The demand of Democrats on the House Judiciary Committee for live testimony by former White House Counsel Donald McGahn reminds me of the questions from college students that drive professors nuts -- such as, "How much does the final exam count for?"
Generations of long-suffering instructors have responded with the same answer: "It's in the syllabus."
Likewise, what Democrats supposedly want to know from McGahn is in the syllabus -- or, in this case, the 448-page report by special counsel Roberts S. Mueller III. The report describes in detail McGahn's eyebrow-raising interactions with Trump, including this blockbuster:
"On June 17, 2017, the President called McGahn at home and directed him to call the Acting Attorney General and say that the Special Counsel had conflicts of interest and must be removed. McGahn did not carry out the direction, however, deciding that he would resign rather than trigger what he regarded as a potential Saturday Night Massacre." (Trump has denied that he instructed McGahn to fire Mueller, a claim that earned him four Pinocchios from the Washington Post's fact-checker.)
McGahn is not ready for his congressional closeup. On Tuesday, he failed to show at a committee hearing, despite having been subpoenaed. Chairman Jerrold Nadler (D-N.Y.) warned that McGahn would be cited by the panel for contempt of Congress.
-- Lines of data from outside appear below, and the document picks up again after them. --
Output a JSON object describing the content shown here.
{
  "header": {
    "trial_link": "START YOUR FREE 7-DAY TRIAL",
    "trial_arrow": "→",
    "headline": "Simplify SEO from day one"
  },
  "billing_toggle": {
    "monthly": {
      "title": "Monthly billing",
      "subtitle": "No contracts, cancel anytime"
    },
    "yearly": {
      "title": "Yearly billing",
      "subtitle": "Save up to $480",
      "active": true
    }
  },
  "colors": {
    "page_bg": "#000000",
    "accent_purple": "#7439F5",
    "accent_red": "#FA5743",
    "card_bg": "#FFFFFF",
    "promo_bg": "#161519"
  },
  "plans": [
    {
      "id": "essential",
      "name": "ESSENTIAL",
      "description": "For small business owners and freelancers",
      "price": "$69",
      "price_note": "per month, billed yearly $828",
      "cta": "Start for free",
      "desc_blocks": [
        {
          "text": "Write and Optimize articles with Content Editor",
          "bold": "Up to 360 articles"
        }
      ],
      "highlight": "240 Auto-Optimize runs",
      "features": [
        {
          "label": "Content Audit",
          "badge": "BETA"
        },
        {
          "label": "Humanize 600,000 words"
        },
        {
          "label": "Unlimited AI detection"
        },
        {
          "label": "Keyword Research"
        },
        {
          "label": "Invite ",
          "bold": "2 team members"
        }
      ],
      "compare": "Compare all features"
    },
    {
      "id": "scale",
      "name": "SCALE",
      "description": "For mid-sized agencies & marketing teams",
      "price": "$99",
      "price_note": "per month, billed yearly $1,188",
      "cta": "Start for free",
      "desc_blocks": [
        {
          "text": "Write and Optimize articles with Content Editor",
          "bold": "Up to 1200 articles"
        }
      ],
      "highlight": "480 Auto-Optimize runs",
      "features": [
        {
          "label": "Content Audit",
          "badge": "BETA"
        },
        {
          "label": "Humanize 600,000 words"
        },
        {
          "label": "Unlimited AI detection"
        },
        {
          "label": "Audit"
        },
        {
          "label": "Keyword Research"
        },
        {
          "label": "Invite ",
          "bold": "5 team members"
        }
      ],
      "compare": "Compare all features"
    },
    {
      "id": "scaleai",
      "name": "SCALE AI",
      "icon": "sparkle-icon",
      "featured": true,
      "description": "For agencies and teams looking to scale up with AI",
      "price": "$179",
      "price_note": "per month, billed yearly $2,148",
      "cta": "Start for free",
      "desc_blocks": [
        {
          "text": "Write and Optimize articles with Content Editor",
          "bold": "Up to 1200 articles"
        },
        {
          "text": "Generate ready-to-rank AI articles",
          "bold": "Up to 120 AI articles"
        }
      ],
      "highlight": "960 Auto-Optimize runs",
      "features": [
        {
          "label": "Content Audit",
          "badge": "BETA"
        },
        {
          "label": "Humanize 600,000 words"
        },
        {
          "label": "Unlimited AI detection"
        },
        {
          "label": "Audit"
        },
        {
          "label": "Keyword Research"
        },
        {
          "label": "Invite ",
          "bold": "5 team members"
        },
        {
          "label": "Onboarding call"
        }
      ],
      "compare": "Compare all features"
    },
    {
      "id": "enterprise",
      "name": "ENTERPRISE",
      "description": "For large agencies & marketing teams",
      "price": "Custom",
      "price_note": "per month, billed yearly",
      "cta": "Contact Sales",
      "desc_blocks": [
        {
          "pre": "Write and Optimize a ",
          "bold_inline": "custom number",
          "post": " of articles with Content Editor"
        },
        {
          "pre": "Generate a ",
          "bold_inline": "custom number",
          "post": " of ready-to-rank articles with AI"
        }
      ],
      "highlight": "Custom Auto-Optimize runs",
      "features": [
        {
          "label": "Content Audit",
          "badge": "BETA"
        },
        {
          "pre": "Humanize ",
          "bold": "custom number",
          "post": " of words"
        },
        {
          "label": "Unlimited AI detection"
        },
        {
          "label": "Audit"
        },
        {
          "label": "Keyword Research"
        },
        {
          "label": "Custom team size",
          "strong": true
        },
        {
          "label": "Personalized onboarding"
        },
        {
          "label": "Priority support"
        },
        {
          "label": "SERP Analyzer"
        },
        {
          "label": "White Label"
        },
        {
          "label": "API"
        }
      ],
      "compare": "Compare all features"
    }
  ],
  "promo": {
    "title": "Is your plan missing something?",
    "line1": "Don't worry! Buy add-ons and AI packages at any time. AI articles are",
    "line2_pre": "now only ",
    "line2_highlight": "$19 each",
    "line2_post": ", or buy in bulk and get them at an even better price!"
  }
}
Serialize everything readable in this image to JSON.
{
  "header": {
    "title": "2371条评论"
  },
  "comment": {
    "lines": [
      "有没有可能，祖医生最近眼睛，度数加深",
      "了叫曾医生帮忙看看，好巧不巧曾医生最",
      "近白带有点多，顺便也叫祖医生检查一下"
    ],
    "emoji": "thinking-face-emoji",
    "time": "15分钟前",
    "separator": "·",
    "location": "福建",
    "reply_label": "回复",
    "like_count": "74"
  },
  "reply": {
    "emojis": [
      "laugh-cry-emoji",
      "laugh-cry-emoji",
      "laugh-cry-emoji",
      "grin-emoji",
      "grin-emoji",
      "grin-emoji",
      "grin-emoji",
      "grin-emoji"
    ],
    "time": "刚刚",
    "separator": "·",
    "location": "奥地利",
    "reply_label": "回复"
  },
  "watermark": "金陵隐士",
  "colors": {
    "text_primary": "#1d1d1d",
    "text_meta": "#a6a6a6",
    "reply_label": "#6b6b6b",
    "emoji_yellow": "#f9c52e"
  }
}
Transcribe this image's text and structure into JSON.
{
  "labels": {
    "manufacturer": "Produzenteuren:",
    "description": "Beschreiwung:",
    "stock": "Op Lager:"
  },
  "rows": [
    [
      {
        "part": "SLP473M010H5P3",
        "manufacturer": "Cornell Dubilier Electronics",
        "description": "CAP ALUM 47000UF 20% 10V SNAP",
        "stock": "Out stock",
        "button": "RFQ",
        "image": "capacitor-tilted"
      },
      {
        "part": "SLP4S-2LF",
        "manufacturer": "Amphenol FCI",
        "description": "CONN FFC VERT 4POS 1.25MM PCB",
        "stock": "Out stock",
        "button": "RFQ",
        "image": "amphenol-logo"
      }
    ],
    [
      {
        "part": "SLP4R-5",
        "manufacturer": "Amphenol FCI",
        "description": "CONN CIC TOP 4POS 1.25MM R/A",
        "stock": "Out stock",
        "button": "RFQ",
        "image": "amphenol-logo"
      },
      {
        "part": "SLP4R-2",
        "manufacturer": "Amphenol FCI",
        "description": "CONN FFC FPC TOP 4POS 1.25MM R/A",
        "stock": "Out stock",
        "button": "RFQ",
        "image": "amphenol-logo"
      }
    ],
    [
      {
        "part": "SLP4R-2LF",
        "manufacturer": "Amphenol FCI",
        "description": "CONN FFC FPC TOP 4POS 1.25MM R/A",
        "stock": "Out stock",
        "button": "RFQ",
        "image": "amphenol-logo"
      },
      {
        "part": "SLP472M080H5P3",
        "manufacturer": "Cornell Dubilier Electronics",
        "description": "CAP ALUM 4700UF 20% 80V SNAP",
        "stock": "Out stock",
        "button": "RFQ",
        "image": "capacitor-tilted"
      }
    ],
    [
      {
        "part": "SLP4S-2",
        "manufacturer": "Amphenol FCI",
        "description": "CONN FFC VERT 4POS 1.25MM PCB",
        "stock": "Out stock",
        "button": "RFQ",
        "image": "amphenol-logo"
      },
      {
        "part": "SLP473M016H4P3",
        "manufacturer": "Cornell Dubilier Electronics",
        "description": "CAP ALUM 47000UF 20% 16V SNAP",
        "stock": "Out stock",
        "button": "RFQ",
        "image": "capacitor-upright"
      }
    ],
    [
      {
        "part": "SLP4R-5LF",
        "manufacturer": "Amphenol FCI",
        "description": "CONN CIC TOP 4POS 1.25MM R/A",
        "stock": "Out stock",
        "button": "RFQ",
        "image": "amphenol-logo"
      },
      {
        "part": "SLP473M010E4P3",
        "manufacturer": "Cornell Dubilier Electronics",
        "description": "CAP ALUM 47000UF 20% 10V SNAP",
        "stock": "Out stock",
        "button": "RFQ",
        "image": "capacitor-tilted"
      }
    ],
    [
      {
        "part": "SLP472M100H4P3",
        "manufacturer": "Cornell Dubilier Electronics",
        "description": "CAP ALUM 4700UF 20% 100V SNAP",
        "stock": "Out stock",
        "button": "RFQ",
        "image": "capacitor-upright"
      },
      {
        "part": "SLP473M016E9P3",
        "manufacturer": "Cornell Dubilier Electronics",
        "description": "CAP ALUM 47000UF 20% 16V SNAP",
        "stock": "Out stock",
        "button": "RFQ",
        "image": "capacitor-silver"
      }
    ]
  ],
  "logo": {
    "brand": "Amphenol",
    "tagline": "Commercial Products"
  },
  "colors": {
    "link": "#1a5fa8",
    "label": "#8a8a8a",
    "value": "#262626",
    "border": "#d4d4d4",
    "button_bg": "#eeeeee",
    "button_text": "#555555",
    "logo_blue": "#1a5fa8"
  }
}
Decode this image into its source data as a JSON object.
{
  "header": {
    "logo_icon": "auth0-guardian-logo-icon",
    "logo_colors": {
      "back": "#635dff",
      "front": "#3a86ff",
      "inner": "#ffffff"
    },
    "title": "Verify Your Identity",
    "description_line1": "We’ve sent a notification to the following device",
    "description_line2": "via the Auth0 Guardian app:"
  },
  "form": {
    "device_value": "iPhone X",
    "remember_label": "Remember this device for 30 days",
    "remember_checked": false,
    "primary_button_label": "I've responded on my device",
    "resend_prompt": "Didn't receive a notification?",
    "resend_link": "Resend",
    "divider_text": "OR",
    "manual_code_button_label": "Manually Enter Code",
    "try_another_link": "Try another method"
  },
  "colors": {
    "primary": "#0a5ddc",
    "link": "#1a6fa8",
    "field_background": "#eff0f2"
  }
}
In defending a Justice Department opinion holding that McGahn can't be forced to testify before Congress, White House Press Secretary Sarah Sanders noted that Mueller and his team conducted "hours and hours of interviews from White House officials, including more than 30 hours from former Counsel to the President, Don McGahn."
That's a lot of evidence, even if you don't agree with the White House that it makes live testimony by McGahn inappropriate. So why do Democrats insist on bringing McGahn before the committee? (Presumably their goal is not to afford their Republican colleagues an opportunity to try to discredit McGahn.)
Former federal prosecutor Harry Litman offers a plausible answer.
Writing in the Washington Post earlier this month, Litman noted: "McGahn is already locked into an account of Trump's conduct that appears to amount to multiple felonies for obstruction of justice. Detailing that conduct in a congressional hearing would provide a moment of drama akin to John Dean's Watergate testimony. And it is that sort of drama that seems to be the Democrats' only hope for putting impeachment into serious play."
Actually, House Democrats are still arguing among themselves about whether to put impeachment "into serious play," with Speaker Nancy Pelosi apparently adhering, for now, to a more cautious approach. But even if McGahn were to testify publicly as part of a "stealth" impeachment process, his presence would send a powerful message that mere words in a written report -- one that few Americans have read -- just can't convey.